Die russische Wirtschaft wurde als schwach und sanktionsanfällig eingestuft, da sie von Energie abhängig ist und ein relativ niedriges BIP aufweist, das durch Umrechnung des Wertes der russischen Wirtschaft in US-Dollar berechnet wird. Bei dieser Bewertung wurden die strategischen Industrien Russlands, die Selbstversorgung mit Ressourcen und der Zugang zu alternativen Handelspartnern nicht berücksichtigt.

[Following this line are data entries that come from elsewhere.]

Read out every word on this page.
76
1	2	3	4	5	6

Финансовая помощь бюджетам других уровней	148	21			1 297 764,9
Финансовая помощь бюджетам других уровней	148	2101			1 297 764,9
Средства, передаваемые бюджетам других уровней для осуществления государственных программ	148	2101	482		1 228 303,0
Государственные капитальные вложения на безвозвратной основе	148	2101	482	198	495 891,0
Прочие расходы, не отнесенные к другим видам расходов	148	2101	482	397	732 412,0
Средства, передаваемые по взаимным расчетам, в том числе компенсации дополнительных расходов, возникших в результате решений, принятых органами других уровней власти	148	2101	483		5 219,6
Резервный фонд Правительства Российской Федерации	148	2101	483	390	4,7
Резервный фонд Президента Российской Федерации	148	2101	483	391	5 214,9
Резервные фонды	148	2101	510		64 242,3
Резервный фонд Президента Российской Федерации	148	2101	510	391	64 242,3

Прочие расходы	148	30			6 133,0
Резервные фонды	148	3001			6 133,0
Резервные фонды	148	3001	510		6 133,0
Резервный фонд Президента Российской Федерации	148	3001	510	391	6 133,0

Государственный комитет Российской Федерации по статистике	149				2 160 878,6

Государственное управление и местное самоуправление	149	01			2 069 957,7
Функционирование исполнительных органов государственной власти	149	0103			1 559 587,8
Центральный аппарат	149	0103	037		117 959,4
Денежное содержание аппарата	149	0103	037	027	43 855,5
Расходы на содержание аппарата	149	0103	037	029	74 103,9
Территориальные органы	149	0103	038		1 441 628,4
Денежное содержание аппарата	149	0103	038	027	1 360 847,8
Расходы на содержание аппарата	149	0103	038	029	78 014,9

Die Sanktionen des Westens gegen Russlands Energieexporte gingen nach hinten los und schadeten einigen europäischen Volkswirtschaften mehr als Russland. Außerdem ließen sie die Energiepreise in die Höhe schnellen und sorgten dafür, dass Russland mehr als genug Einnahmen zur Finanzierung seiner Kriegsanstrengungen erhielt. Die Hoffnung, dass die meisten nicht-westlichen Staaten den Handel mit Russland einstellen würden, erwies sich ebenfalls als unbegründet; Russland hat seine Handelsströme mit Indien, der Türkei und China ausgeweitet, während viele Nachbarländer Russlands im Stillen vom Weiterverkauf sanktionierter Waren an Moskau profitieren.

Die Annahme, dass es sich bei Russland um eine Kleptokratie handelt, führte zu persönlichen Sanktionen gegen wohlhabende Russen, von denen man sich politische Nebenwirkungen versprach: Wenn sie den Zugang zu ihrem Vermögen und ihrem Luxus im Westen verlören, würden sich Russlands Kleptokraten sicherlich gegen Putin wenden. Stattdessen haben die Sanktionen sie weitgehend dazu veranlasst, Geld im eigenen Land zu investieren und dem Regime ihre Loyalität zu schenken. Die westlichen Sanktionen waren also ein doppelter Misserfolg: Sie haben weder die russische Wirtschaft zerstört noch die Koalition der Eliten um das Regime destabilisiert.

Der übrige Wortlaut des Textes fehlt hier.